For us, quality begins long before a garment takes shape. It begins with a fibre.
Hold a length of Cariaggi cashmere between your fingers and you will understand something that no specification sheet can convey. There is a warmth to it that is immediate but not heavy. A softness that does not feel fragile. The fibres are longer, finer, more tightly spun than their lesser equivalents - and this is not a technicality. It is the difference between a knit that pills after a season and one that grows softer with each wash, slowly becoming the piece the child refuses to take off. Our knitwear, crafted in Umbrian workshops from these yarns, carries that distinction in every stitch.
Portuguese cotton tells a different story, but the principle is the same. The cotton we source has a particular density and hand - substantial enough to hold its structure through a hundred machine washes, soft enough to sit against new skin without protest. Run your thumb across it and there is a smoothness, an evenness of weave, that cheaper alternatives simply cannot replicate. It is the kind of fabric that irons itself if hung while still damp. That holds its colour wash after wash. That feels, quietly and consistently, like it was made to last.
Then there is construction. A seam can be sewn in any number of ways, but only a few will survive the particular demands of a child’s garment - the pulling, the stretching, the daily drama of getting dressed at speed. Our makers in Portugal understand this intuitively. They know where to reinforce, where to allow give, where to place a seam so that it lies flat against the body rather than bunching or irritating. These are decisions invisible to the eye but immediately apparent to the child wearing the garment, which is to say they are the decisions that matter most.
We think about buttons differently, too. A button on a child’s coat is not decorative. It is functional, structural, and - inevitably - it will be pulled. Ours are anchored to withstand that reality. The same care extends to every closure, every elastic, every adjustable waist. If it will be touched, tugged, or tested, it has been engineered for that life.

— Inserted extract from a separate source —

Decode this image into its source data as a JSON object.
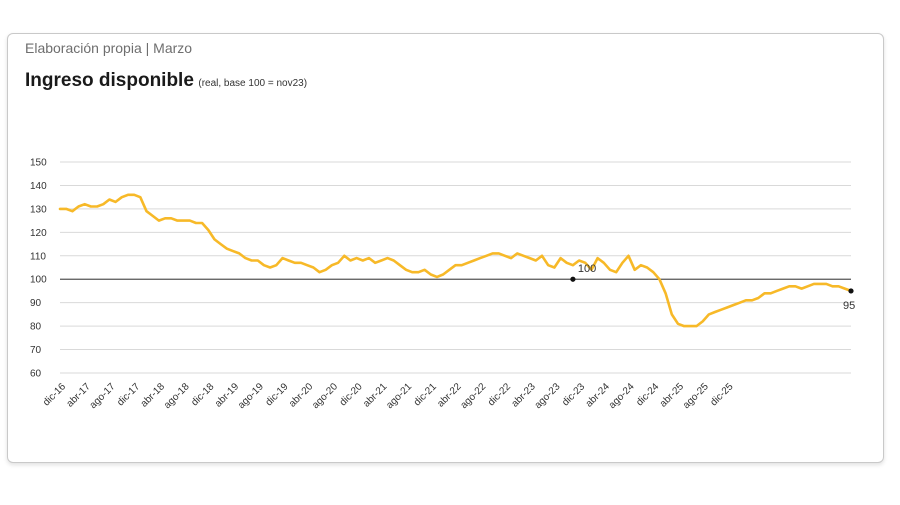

Quality also lives in what you choose not to do. We do not chase trends that demand cheap shortcuts. We do not over-embellish where simplicity serves better. We do not compromise on a fabric because a lesser one would save a margin. These are quiet decisions, unglamorous ones, but they accumulate. They are the reason a Maison Leopolda piece feels the way it does when you take it from the box - and still feels that way six months later.
There is a phrase in Italian craft: “fatto a regola d’arte” - made according to the rule of art. It means not merely well-made, but made the way it ought to be made, with nothing omitted and nothing unnecessary. That is our definition of quality. Not a word on a label. A standard in every thread.